Triprolidine

Clinical data
- Trade names: Flonase Nighttime Allergy Relief, Actidil, others
- AHFS/Drugs.com: Monograph
- Pregnancy category: C (US);
- Routes of administration: By mouth
- ATC code: R06AX07 (WHO) ;

Legal status
- Legal status: US: OTC;

Pharmacokinetic data
- Bioavailability: Oral: 4%
- Protein binding: 90%
- Metabolism: Hepatic (CYP2D6)
- Elimination half-life: 4–6 hours
- Excretion: Renal

Identifiers
- IUPAC name 2-[(E)-1-(4-methylphenyl)-3-pyrrolidin-1-yl- prop-1-enyl]pyridine;
- CAS Number: 486-12-4;
- PubChem CID: 5282443;
- IUPHAR/BPS: 1228;
- DrugBank: DB00427;
- ChemSpider: 4445597;
- UNII: 2L8T9S52QM;
- KEGG: D01782;
- ChEBI: CHEBI:84116;
- ChEMBL: ChEMBL855;
- CompTox Dashboard (EPA): DTXSID3023718 ;
- ECHA InfoCard: 100.006.934

Chemical and physical data
- Formula: C_{19}H_{22}N_{2}
- Molar mass: 278.399 g·mol^{−1}
- 3D model (JSmol): Interactive image;
- Melting point: 60 °C (140 °F)
- Solubility in water: 500 mg/mL (20 °C)
- SMILES n3c(\C(=C\CN1CCCC1)c2ccc(cc2)C)cccc3;
- InChI InChI=1S/C19H22N2/c1-16-7-9-17(10-8-16)18(19-6-2-3-12-20-19)11-15-21-13-4-5-14-21/h2-3,6-12H,4-5,13-15H2,1H3/b18-11+; Key:CBEQULMOCCWAQT-WOJGMQOQSA-N;

= Triprolidine =

Antihistamine medication

Triprolidine is an over-the-counter first-generation antihistamine with strong anticholinergic properties.
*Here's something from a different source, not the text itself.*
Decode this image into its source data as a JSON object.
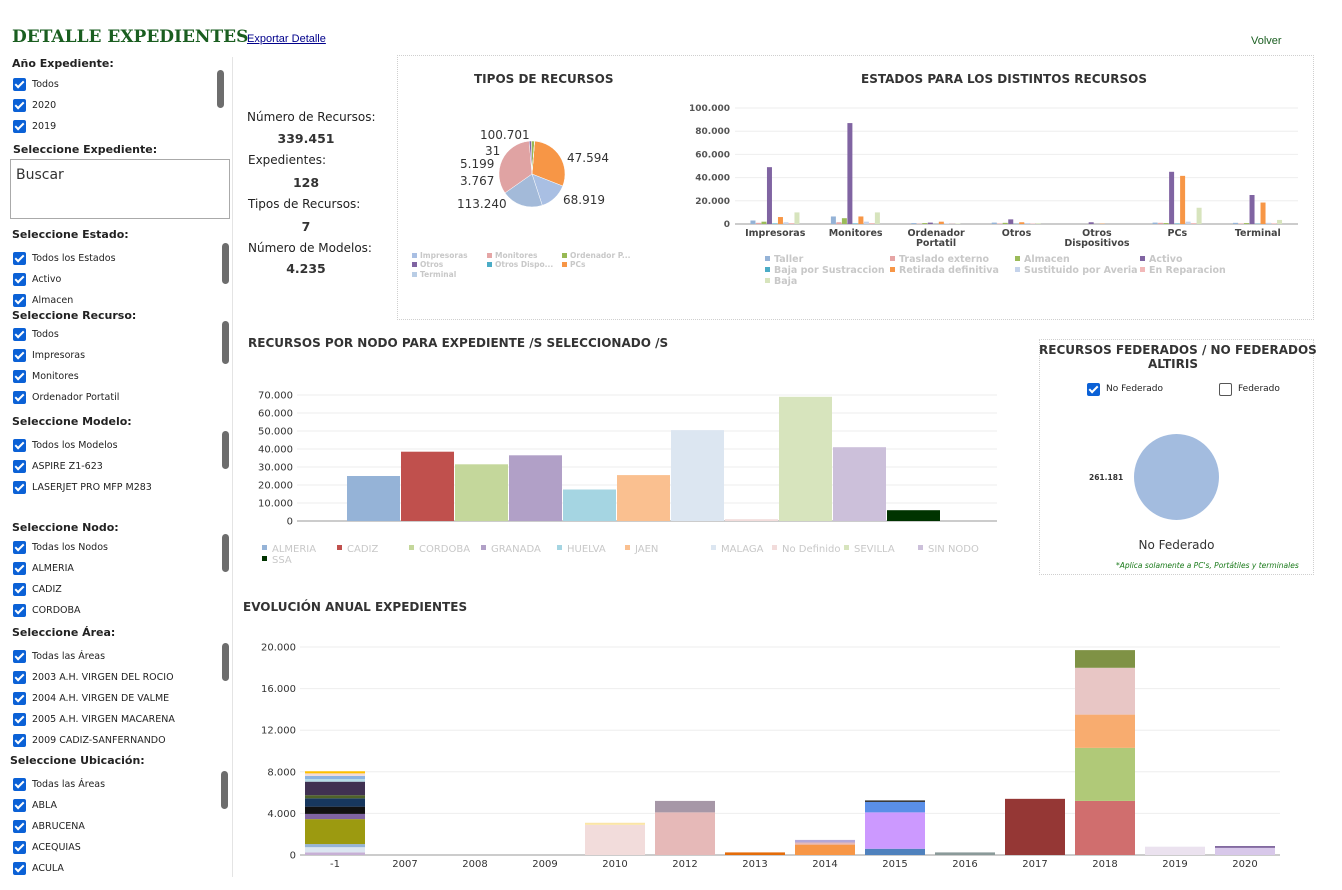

It is used to combat the symptoms associated with allergies and is sometimes combined with other medications in preparations designed to provide general relief for flu-like symptoms. As with many antihistamines, the most common side effect is drowsiness.

Triprolidine was patented in 1948 and came into medical use in 1953, and has mostly been replaced in popular cold and flu medications by other drugs such as diphenhydramine, promethazine, chlorpheniramine, loratadine and fexofenadine.